And so, as my time in Haiti comes to a close, it seems my blogging slows down, which I should probably make an effort to counter, but I don't seem to have the same drive (or perhaps energy) to share as I once did. Now that I have a proper bedroom I really must admit, coming back from the office, hitting the bed, and grabbing a book is pretty much heaven for me. I tend to repeat that pattern quite frequently.
That said, this seems an appropriate time to write, as some big changes have happened in terms of my immediate future, and while some are frustrating, I am, more than anything, excited at what is to come.
First things first, Project Leogane is coming to an early close. Without going into too many details, All Hands finds itself in a situation right now where continuing to fund Haiti - now over two years after the quake - is proving to be an exercise in futility. A decision had to be made, which balanced Project Leogane against the overall financial health of the organization, and, unsurprisingly, the AHV board decided Project Legoane had to finish so All Hands can continue. I'd imagine this is a decision that many small organizations have found themselves having to make, as, afterall, this isn't a business. We depend on outside funding. When that goes away, we go away. Funding can be fickle. Haiti fell out of the news a long time ago. The funding tends to follow suit. So here we stand: the final day of work for almost everyone on the ground in Haiti is April 27th, 2012. A few people will stay on, myself and Paddy being the two who will effectively be the last All Hands members to leave Haiti (more on that below), but as it stands now, nearly all local and international staff leave Project Leogane the 27th.
The news took the wind out of our sails for a while, but, regardless of the reasons for it happening, it makes sense when I step back and look at it from the perspective of the higher ups. Yes, there are elements at play that do frustrate me, as many of us on the ground here feel our programs, which could be argued are the best programs the organization has ever run, are being cut due to decisions made above us that didn't have the desired outcome and have thus forced this hand. That may or may not be true, but I realize that it is easy to play the blame game, and to me, that seems pointless right about now. At the end of the day, I know what is happening on the ground in Haiti, and I know a bit of what is happening in the circles above, but I'd be wrong to assume I know the details behind the decision to close the project, and as such pointing fingers seems a base thing to do.
So we'll keep it at this: I'm sad to see the project close early, mostly due to the impact it could have on our local staff, but I was and remain incredibly thankful that I got to be a part of it. I don't think that what I've been lucky enough to help do here could have happened for me in any other organization. And yes, while Project Leogane is closing early, we can still be incredibly proud of the work we did, and the many thousands of people we helped. As an organization, All Hands stretched itself further than it had ever dared to before in doing what it did here, and once the current financial hurdles are (hopefully) cleared, I believe the lessons learned and experienced gained as a result of Project Leogane will be a major stepping stone toward future growth and improvement within the organization. When it's all said and done, I can't see how anyone could argue Project Leogane was anything but a success. We did what we came here to do: help people help people. That's a beautiful thing.
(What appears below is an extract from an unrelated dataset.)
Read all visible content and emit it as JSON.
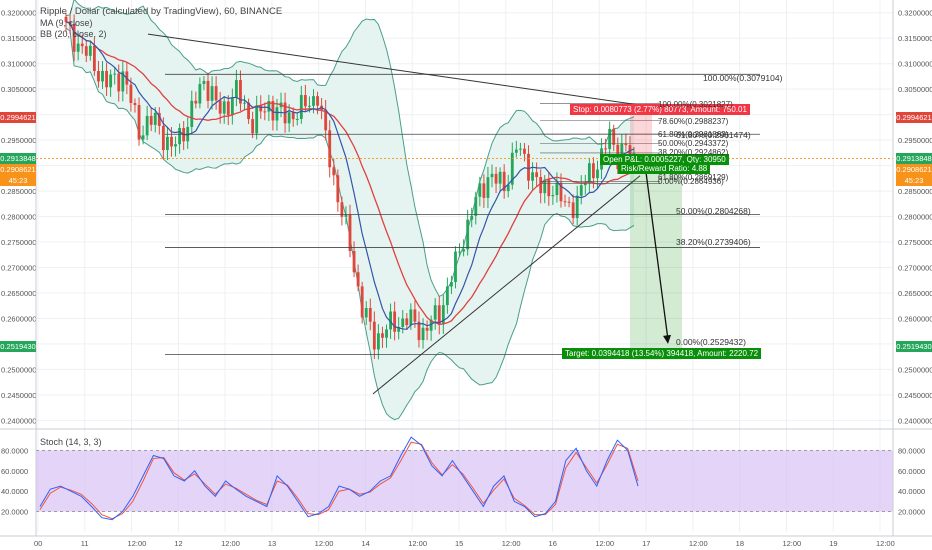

So what's next? Well, as mentioned above, while most everyone else will be leaving Haiti at the end of April, Paddy and myself will not. We recently finalized a partnership with GOAL, the large Irish NGO, to build and install 400 biosand filters for their beneficiaries in and around Gressier. While we plan on finishing the installations before April 27th, we do need to conduct two months of follow-ups with the families to make sure they have the support they need to use the filters over the long run. As such, Paddy, myself, and a few of our local staff will remain in Haiti until the end of June to see that through. We'll likely be staying at the base of a friend of ours, while still working for All Hands. Should be interesting. It will be strange to be the final two, but I do like the idea of being able to finish (or ideally, hand off to another organization) the program we helped start back in July 2010. I like the completeness of it - from beginning to end.
After June? Two potential options as of right now. The first involves staying in Haiti for another month working, temporarily, for a larger NGO on a specific project they want me to do, then heading out to Spain in August to spend a month with a friend of mine I've not seen in ten years before heading to London and graduate school in September. The second would be to leave Haiti in July, head to Spain for two months instead of one, potentially work for the NGO from there, and then head to the UK come September. Nothing set in stone yet, and both of those largely depend on my ability to secure the funding I need to pay for grad school. London, and King's College, are not cheap.
Much more to write about (Carnaval in Les Cayes, a trip to Haiti's northern coast, learning the hard way not to put everything you value in the back of a truck in PAP, a reconnection with old friends, etc.) but at the moment I'm in Santo Domingo, and the little restaurant across the way beckons with good food and cold beer.